Schnittmusterbeschreibung – Trench #Martha Fibre Mood

Beschreibung
Fibre Mood Nr. 8, deutsche Ausgabe, Titelmodell,
Das Schnittmuster beschreibt einen auf Grundelemente reduzierten, zweireihigen, langen Trenchcoat mit Raglan. Es gibt einen Koller, Schulterklappen, „Ärmelgürtel“, Paspeltaschen und großer Schlitz hinten im Mantel. Taillengürtel und „Ärmelgürtel“ sind einfach gearbeitet und zum binden. Es gibt keine Hinweise auf ein Futter.

Verwendeter Stoff
Ich habe dünnen weichen Nylonstoff verarbeitet. Leider ist er nach der Vorwäsche nicht mehr wasserabweisend. Der fertige Mantel wurde deshalb mit Imprägnierspay behandelt. Der Stoff ließ sich nicht gut verarbeiten. An den Nähten zeigen sich leichte Kräusel. Ich hätte hier noch geduldiger mit anderen Nadelarten, Nähgarn und Fadenspannungseinstellungen arbeiten können und dann vermutlich bessere Ergebnisse erzielt.

Anleitung
Die Monatszeitschrift Fibre Mood veröffentlicht Schnitt und grafische Anleitung in ihrer Zeitschrift, eine ausführliche Anleitung, auch in Deutsch, gibt es auf der Internetseite nach Anmeldung. Hier finden sich auch Stilempfelungen. Die habe ich aber missachtet. Die grafische Anleitung reicht erfahrenen Näherinnen sicher aus. Ich habe aber beide genützt.

Größe
Der Schnitt Martha geht von S bis XXXl, Größe 34 bis 60. Häufig sind das Doppelgrößen. Der Mantelschnitt ist nicht passformsensibel, ich habe L genäht und bin sehr zufrieden mit meiner Wahl. Auch gekürzt ist er nicht. Ich wollte eine große, lange Hülle als Regenschutz.

Verarbeitungshinweise
Die futterlose Verarbeitung des Mantels sieht für die Säuberung der Nähte die Verwendung der Overlock vor.

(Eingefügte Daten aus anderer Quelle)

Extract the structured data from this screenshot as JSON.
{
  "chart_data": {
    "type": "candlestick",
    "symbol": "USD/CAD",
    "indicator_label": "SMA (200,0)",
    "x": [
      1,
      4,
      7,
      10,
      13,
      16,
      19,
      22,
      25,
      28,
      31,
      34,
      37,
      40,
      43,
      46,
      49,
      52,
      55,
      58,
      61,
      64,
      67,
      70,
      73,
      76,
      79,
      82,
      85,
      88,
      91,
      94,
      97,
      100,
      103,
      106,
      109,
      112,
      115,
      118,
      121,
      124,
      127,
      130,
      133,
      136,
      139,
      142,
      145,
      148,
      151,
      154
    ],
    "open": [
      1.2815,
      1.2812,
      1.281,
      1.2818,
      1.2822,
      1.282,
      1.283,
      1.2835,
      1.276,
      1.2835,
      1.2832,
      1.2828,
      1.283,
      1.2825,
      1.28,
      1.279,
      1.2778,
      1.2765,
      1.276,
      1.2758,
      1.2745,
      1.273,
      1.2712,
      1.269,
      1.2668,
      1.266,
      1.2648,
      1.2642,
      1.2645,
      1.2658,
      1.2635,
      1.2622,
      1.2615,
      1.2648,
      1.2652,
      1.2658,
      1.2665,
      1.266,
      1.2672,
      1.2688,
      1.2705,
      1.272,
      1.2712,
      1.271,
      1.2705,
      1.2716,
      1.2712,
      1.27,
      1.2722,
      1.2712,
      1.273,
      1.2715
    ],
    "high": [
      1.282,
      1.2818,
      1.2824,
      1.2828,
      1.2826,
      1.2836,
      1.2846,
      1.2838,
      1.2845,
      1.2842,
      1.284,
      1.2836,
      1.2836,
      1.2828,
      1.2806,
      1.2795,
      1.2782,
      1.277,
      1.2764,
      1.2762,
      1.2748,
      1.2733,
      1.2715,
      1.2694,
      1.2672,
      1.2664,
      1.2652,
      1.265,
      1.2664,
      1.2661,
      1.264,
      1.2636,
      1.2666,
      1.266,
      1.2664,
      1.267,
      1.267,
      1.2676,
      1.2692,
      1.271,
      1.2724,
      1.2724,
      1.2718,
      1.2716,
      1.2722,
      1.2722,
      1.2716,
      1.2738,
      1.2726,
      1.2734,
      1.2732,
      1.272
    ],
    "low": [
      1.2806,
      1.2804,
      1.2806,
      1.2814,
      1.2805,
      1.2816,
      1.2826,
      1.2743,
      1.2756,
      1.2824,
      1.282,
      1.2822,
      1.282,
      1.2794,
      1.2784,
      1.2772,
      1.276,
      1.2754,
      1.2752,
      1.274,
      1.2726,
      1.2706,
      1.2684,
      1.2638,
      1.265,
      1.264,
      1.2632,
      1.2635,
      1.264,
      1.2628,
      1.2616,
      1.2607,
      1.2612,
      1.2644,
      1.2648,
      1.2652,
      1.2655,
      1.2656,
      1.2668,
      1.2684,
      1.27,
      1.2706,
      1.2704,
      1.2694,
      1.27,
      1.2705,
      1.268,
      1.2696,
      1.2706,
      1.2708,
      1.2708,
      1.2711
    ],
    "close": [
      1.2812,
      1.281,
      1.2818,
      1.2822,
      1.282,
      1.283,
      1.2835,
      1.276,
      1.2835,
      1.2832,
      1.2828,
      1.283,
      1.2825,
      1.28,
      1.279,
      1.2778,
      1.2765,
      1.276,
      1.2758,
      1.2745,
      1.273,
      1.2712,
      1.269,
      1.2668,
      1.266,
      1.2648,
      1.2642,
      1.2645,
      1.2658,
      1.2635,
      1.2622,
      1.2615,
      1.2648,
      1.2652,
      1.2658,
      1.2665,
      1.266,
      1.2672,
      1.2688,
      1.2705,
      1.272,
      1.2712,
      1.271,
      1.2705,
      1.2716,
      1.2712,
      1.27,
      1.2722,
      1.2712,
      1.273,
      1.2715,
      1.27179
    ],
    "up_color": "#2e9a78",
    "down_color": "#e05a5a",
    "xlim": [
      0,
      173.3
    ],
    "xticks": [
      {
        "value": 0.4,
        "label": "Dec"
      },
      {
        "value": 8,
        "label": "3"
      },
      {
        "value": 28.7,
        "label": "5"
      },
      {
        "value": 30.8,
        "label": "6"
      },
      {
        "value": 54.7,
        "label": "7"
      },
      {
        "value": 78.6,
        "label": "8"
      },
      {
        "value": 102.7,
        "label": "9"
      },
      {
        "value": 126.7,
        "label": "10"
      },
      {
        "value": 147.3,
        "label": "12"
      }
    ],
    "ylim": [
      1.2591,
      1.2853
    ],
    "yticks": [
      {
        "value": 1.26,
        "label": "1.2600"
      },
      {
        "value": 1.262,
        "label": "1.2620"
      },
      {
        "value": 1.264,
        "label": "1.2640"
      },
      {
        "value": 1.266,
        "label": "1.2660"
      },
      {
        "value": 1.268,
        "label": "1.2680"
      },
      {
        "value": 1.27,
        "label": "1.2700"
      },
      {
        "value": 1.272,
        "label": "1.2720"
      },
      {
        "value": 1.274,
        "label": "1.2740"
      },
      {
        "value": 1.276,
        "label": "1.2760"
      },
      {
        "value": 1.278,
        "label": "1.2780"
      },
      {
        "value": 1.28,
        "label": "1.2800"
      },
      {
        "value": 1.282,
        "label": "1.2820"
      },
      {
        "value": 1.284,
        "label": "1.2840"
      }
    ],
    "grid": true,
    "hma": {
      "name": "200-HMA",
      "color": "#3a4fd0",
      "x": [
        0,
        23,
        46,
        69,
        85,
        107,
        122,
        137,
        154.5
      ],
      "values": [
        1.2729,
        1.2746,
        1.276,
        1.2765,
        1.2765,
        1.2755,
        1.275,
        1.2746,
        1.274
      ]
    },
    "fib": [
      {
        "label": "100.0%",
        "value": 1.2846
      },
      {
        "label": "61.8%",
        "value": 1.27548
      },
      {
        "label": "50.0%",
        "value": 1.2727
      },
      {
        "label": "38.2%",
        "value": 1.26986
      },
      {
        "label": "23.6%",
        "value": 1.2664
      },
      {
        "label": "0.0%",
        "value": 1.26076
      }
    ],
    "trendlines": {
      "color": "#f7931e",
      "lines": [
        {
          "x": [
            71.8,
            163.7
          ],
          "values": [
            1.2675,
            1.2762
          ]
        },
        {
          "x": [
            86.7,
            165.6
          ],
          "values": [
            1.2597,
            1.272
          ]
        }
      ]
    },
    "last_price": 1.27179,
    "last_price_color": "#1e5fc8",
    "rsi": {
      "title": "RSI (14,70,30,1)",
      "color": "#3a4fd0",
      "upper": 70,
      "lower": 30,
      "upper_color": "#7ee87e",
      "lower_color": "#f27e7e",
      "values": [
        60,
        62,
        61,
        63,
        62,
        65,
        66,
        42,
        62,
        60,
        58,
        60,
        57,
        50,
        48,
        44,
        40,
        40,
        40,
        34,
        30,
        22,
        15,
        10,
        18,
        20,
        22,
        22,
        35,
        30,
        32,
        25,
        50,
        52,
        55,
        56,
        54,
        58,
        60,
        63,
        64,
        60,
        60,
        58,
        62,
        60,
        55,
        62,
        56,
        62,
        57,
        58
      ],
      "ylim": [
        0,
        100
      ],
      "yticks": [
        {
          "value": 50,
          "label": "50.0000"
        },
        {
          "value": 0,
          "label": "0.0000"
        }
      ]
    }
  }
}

Bei vielen Nähten bietet sich aber eine Rechts/links Naht an. Ich mag besonders gerne die gemischte Verwendung (Tutorial hier weiter unten im Beitrag): Links auf links mit der Overlock zusammennähen dann wenden und die Naht knappkantig steppen. Bei der Raglannaht habe ich das nicht gemacht. Um Kappnähte zu simulieren habe ich hier erneut von rechts die Nahtzugabe fixiert.


Den Knöpfen habe ich einen kleinen Gegenknopf spendiert. Ich traue dem dünnen Stoff . Die Ärmelbänder habe ich mit einer Schlaufe am Ärmel fixiert.
Sonst ist alles so wie in der veröffenlichten Beschreibung.

Fazit
Ich bin sehr zufrieden mit Schnitt und Produkt.